# Am I able to work at two Targets at once?



## anakinskywalker (Dec 10, 2021)

Don’t want to get into any details. I currently live in California and moved here a year ago. I live here with my SO, but I am wanting to move back home to be with family and also come visit here when I’m able to, I am on demand here so I know you only have to work once every 6 months, am I at all able to do on demand at another Target as well as the one I work at now? Thanks in advance.
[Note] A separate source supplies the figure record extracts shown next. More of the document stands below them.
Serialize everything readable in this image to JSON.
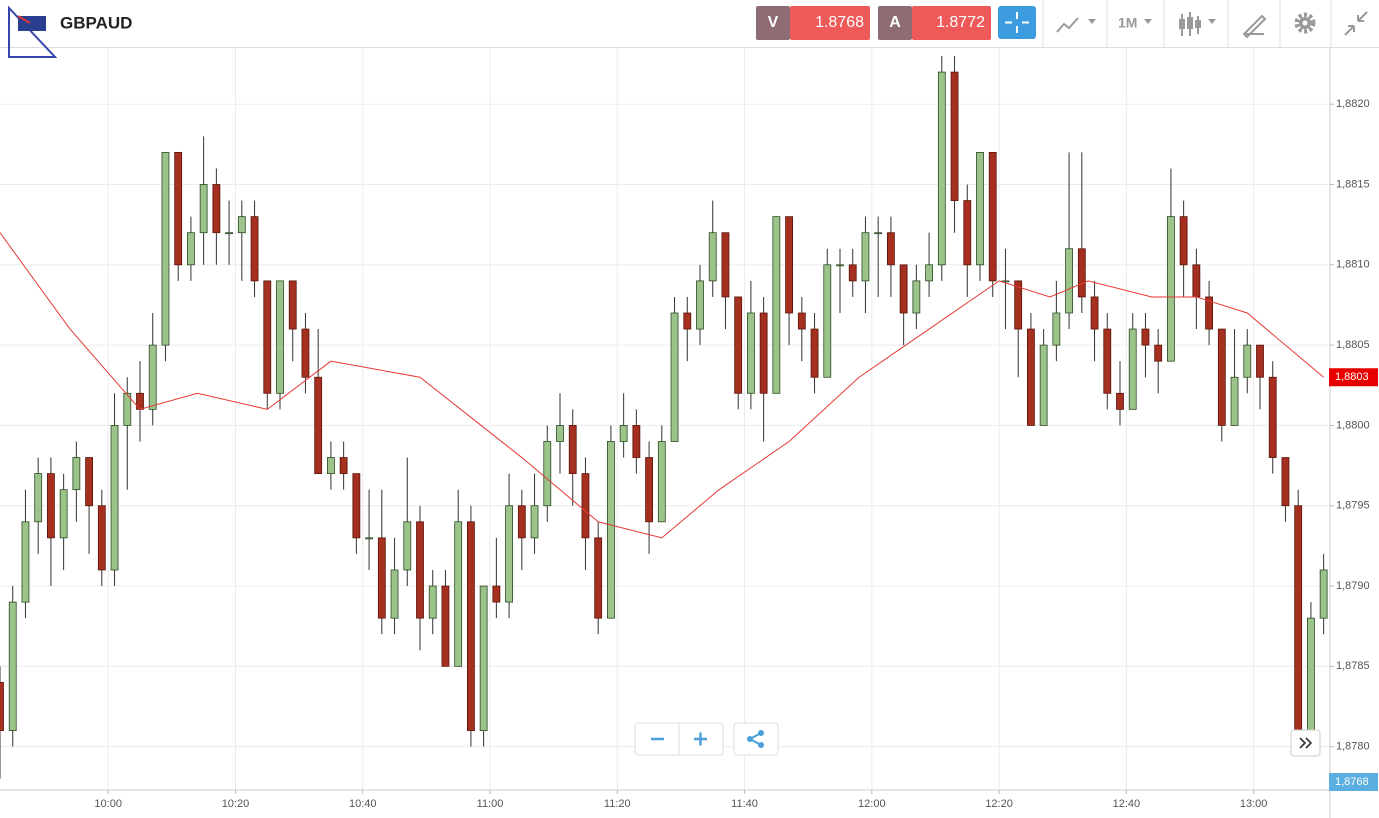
{
  "header": {
    "symbol": "GBPAUD",
    "sell_label": "V",
    "sell_price": "1.8768",
    "buy_label": "A",
    "buy_price": "1.8772",
    "timeframe": "1M"
  },
  "chart_data": {
    "type": "candlestick",
    "x": [
      "09:43",
      "09:45",
      "09:47",
      "09:49",
      "09:51",
      "09:53",
      "09:55",
      "09:57",
      "09:59",
      "10:01",
      "10:03",
      "10:05",
      "10:07",
      "10:09",
      "10:11",
      "10:13",
      "10:15",
      "10:17",
      "10:19",
      "10:21",
      "10:23",
      "10:25",
      "10:27",
      "10:29",
      "10:31",
      "10:33",
      "10:35",
      "10:37",
      "10:39",
      "10:41",
      "10:43",
      "10:45",
      "10:47",
      "10:49",
      "10:51",
      "10:53",
      "10:55",
      "10:57",
      "10:59",
      "11:01",
      "11:03",
      "11:05",
      "11:07",
      "11:09",
      "11:11",
      "11:13",
      "11:15",
      "11:17",
      "11:19",
      "11:21",
      "11:23",
      "11:25",
      "11:27",
      "11:29",
      "11:31",
      "11:33",
      "11:35",
      "11:37",
      "11:39",
      "11:41",
      "11:43",
      "11:45",
      "11:47",
      "11:49",
      "11:51",
      "11:53",
      "11:55",
      "11:57",
      "11:59",
      "12:01",
      "12:03",
      "12:05",
      "12:07",
      "12:09",
      "12:11",
      "12:13",
      "12:15",
      "12:17",
      "12:19",
      "12:21",
      "12:23",
      "12:25",
      "12:27",
      "12:29",
      "12:31",
      "12:33",
      "12:35",
      "12:37",
      "12:39",
      "12:41",
      "12:43",
      "12:45",
      "12:47",
      "12:49",
      "12:51",
      "12:53",
      "12:55",
      "12:57",
      "12:59",
      "13:01",
      "13:03",
      "13:05",
      "13:07",
      "13:09",
      "13:11"
    ],
    "open": [
      1.8784,
      1.8781,
      1.8789,
      1.8794,
      1.8797,
      1.8793,
      1.8796,
      1.8798,
      1.8795,
      1.8791,
      1.88,
      1.8802,
      1.8801,
      1.8805,
      1.8817,
      1.881,
      1.8812,
      1.8815,
      1.8812,
      1.8812,
      1.8813,
      1.8809,
      1.8802,
      1.8809,
      1.8806,
      1.8803,
      1.8797,
      1.8798,
      1.8797,
      1.8793,
      1.8793,
      1.8788,
      1.8791,
      1.8794,
      1.8788,
      1.879,
      1.8785,
      1.8794,
      1.8781,
      1.879,
      1.8789,
      1.8795,
      1.8793,
      1.8795,
      1.8799,
      1.88,
      1.8797,
      1.8793,
      1.8788,
      1.8799,
      1.88,
      1.8798,
      1.8794,
      1.8799,
      1.8807,
      1.8806,
      1.8809,
      1.8812,
      1.8808,
      1.8802,
      1.8807,
      1.8802,
      1.8813,
      1.8807,
      1.8806,
      1.8803,
      1.881,
      1.881,
      1.8809,
      1.8812,
      1.8812,
      1.881,
      1.8807,
      1.8809,
      1.881,
      1.8822,
      1.8814,
      1.881,
      1.8817,
      1.8809,
      1.8809,
      1.8806,
      1.88,
      1.8805,
      1.8807,
      1.8811,
      1.8808,
      1.8806,
      1.8802,
      1.8801,
      1.8806,
      1.8805,
      1.8804,
      1.8813,
      1.881,
      1.8808,
      1.8806,
      1.88,
      1.8803,
      1.8805,
      1.8803,
      1.8798,
      1.8795,
      1.8781,
      1.8788
    ],
    "high": [
      1.8785,
      1.879,
      1.8796,
      1.8798,
      1.8798,
      1.8797,
      1.8799,
      1.8798,
      1.8796,
      1.8802,
      1.8803,
      1.8804,
      1.8807,
      1.8817,
      1.8817,
      1.8813,
      1.8818,
      1.8816,
      1.8814,
      1.8814,
      1.8814,
      1.8809,
      1.8809,
      1.8809,
      1.8807,
      1.8806,
      1.8799,
      1.8799,
      1.8797,
      1.8796,
      1.8796,
      1.8793,
      1.8798,
      1.8795,
      1.8791,
      1.8791,
      1.8796,
      1.8795,
      1.879,
      1.8793,
      1.8797,
      1.8796,
      1.8797,
      1.88,
      1.8802,
      1.8801,
      1.8798,
      1.8794,
      1.88,
      1.8802,
      1.8801,
      1.8799,
      1.88,
      1.8808,
      1.8808,
      1.881,
      1.8814,
      1.8812,
      1.8808,
      1.8809,
      1.8808,
      1.8813,
      1.8813,
      1.8808,
      1.8807,
      1.8811,
      1.8811,
      1.8811,
      1.8813,
      1.8813,
      1.8813,
      1.881,
      1.881,
      1.8812,
      1.8823,
      1.8823,
      1.8815,
      1.8817,
      1.8817,
      1.8811,
      1.8809,
      1.8807,
      1.8806,
      1.8809,
      1.8817,
      1.8817,
      1.8809,
      1.8807,
      1.8804,
      1.8807,
      1.8807,
      1.8806,
      1.8816,
      1.8814,
      1.8811,
      1.8809,
      1.8806,
      1.8806,
      1.8806,
      1.8805,
      1.8804,
      1.8798,
      1.8796,
      1.8789,
      1.8792
    ],
    "low": [
      1.8778,
      1.878,
      1.8788,
      1.8792,
      1.879,
      1.8791,
      1.8794,
      1.8792,
      1.879,
      1.879,
      1.8796,
      1.8799,
      1.88,
      1.8804,
      1.8809,
      1.8809,
      1.881,
      1.881,
      1.881,
      1.8809,
      1.8808,
      1.8801,
      1.8801,
      1.8804,
      1.8802,
      1.8797,
      1.8796,
      1.8796,
      1.8792,
      1.8791,
      1.8787,
      1.8787,
      1.879,
      1.8786,
      1.8787,
      1.8785,
      1.8785,
      1.878,
      1.878,
      1.8788,
      1.8788,
      1.8791,
      1.8792,
      1.8794,
      1.8797,
      1.8795,
      1.8791,
      1.8787,
      1.8788,
      1.8798,
      1.8797,
      1.8792,
      1.8794,
      1.8799,
      1.8804,
      1.8805,
      1.8808,
      1.8806,
      1.8801,
      1.8801,
      1.8799,
      1.8802,
      1.8805,
      1.8804,
      1.8802,
      1.8803,
      1.8807,
      1.8808,
      1.8807,
      1.8808,
      1.8808,
      1.8805,
      1.8806,
      1.8808,
      1.8809,
      1.8812,
      1.8808,
      1.8809,
      1.8808,
      1.8806,
      1.8803,
      1.88,
      1.88,
      1.8804,
      1.8806,
      1.8807,
      1.8804,
      1.8801,
      1.88,
      1.8801,
      1.8803,
      1.8802,
      1.8804,
      1.8808,
      1.8806,
      1.8805,
      1.8799,
      1.88,
      1.8802,
      1.8801,
      1.8797,
      1.8794,
      1.878,
      1.878,
      1.8787
    ],
    "close": [
      1.8781,
      1.8789,
      1.8794,
      1.8797,
      1.8793,
      1.8796,
      1.8798,
      1.8795,
      1.8791,
      1.88,
      1.8802,
      1.8801,
      1.8805,
      1.8817,
      1.881,
      1.8812,
      1.8815,
      1.8812,
      1.8812,
      1.8813,
      1.8809,
      1.8802,
      1.8809,
      1.8806,
      1.8803,
      1.8797,
      1.8798,
      1.8797,
      1.8793,
      1.8793,
      1.8788,
      1.8791,
      1.8794,
      1.8788,
      1.879,
      1.8785,
      1.8794,
      1.8781,
      1.879,
      1.8789,
      1.8795,
      1.8793,
      1.8795,
      1.8799,
      1.88,
      1.8797,
      1.8793,
      1.8788,
      1.8799,
      1.88,
      1.8798,
      1.8794,
      1.8799,
      1.8807,
      1.8806,
      1.8809,
      1.8812,
      1.8808,
      1.8802,
      1.8807,
      1.8802,
      1.8813,
      1.8807,
      1.8806,
      1.8803,
      1.881,
      1.881,
      1.8809,
      1.8812,
      1.8812,
      1.881,
      1.8807,
      1.8809,
      1.881,
      1.8822,
      1.8814,
      1.881,
      1.8817,
      1.8809,
      1.8809,
      1.8806,
      1.88,
      1.8805,
      1.8807,
      1.8811,
      1.8808,
      1.8806,
      1.8802,
      1.8801,
      1.8806,
      1.8805,
      1.8804,
      1.8813,
      1.881,
      1.8808,
      1.8806,
      1.88,
      1.8803,
      1.8805,
      1.8803,
      1.8798,
      1.8795,
      1.8781,
      1.8788,
      1.8791
    ],
    "up_color": "#9cc48a",
    "down_color": "#a5301f",
    "moving_average": {
      "color": "#e53935",
      "x": [
        "09:43",
        "09:54",
        "10:05",
        "10:14",
        "10:25",
        "10:35",
        "10:49",
        "11:05",
        "11:17",
        "11:27",
        "11:36",
        "11:47",
        "11:58",
        "12:09",
        "12:20",
        "12:28",
        "12:34",
        "12:44",
        "12:51",
        "12:59",
        "13:11"
      ],
      "values": [
        1.8812,
        1.8806,
        1.8801,
        1.8802,
        1.8801,
        1.8804,
        1.8803,
        1.8798,
        1.8794,
        1.8793,
        1.8796,
        1.8799,
        1.8803,
        1.8806,
        1.8809,
        1.8808,
        1.8809,
        1.8808,
        1.8808,
        1.8807,
        1.8803
      ]
    },
    "xlim": [
      "09:43",
      "13:12"
    ],
    "xticks": [
      "10:00",
      "10:20",
      "10:40",
      "11:00",
      "11:20",
      "11:40",
      "12:00",
      "12:20",
      "12:40",
      "13:00"
    ],
    "ylim": [
      1.87773,
      1.88235
    ],
    "yticks": [
      {
        "value": 1.878,
        "label": "1,8780"
      },
      {
        "value": 1.8785,
        "label": "1,8785"
      },
      {
        "value": 1.879,
        "label": "1,8790"
      },
      {
        "value": 1.8795,
        "label": "1,8795"
      },
      {
        "value": 1.88,
        "label": "1,8800"
      },
      {
        "value": 1.8805,
        "label": "1,8805"
      },
      {
        "value": 1.881,
        "label": "1,8810"
      },
      {
        "value": 1.8815,
        "label": "1,8815"
      },
      {
        "value": 1.882,
        "label": "1,8820"
      }
    ],
    "grid": true,
    "ma_tag": {
      "value": 1.8803,
      "label": "1,8803",
      "color": "#e80000"
    },
    "last_price_tag": {
      "value": 1.8768,
      "label": "1,8768",
      "color": "#5aaee0"
    }
  }
}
Just wanted to see if anyone knows here.


----------



## Rarejem (Dec 10, 2021)

College students at our store work at 2 different Targets, so I'd guess yes


----------



## anakinskywalker (Dec 11, 2021)

Rarejem said:


> College students at our store work at 2 different Targets, so I'd guess yes


that’s right, same with my store. i’ll talk with my HR thanks!


----------



## MrT (Dec 11, 2021)

There are future plans for you to be able to pick up shifts at other stores but who knows when that will happen


----------



## Planosss enraged (Dec 11, 2021)

MrT said:


> There are future plans for you to be able to pick up shifts at other stores but who knows when that will happen


Just OD tms or everyone?


----------



## MrT (Dec 11, 2021)

Planosss enraged said:


> Just OD tms or everyone?


I believe its everyone.  Idr exactly but i know it was apart of the training when they rolled out the mytime app.


----------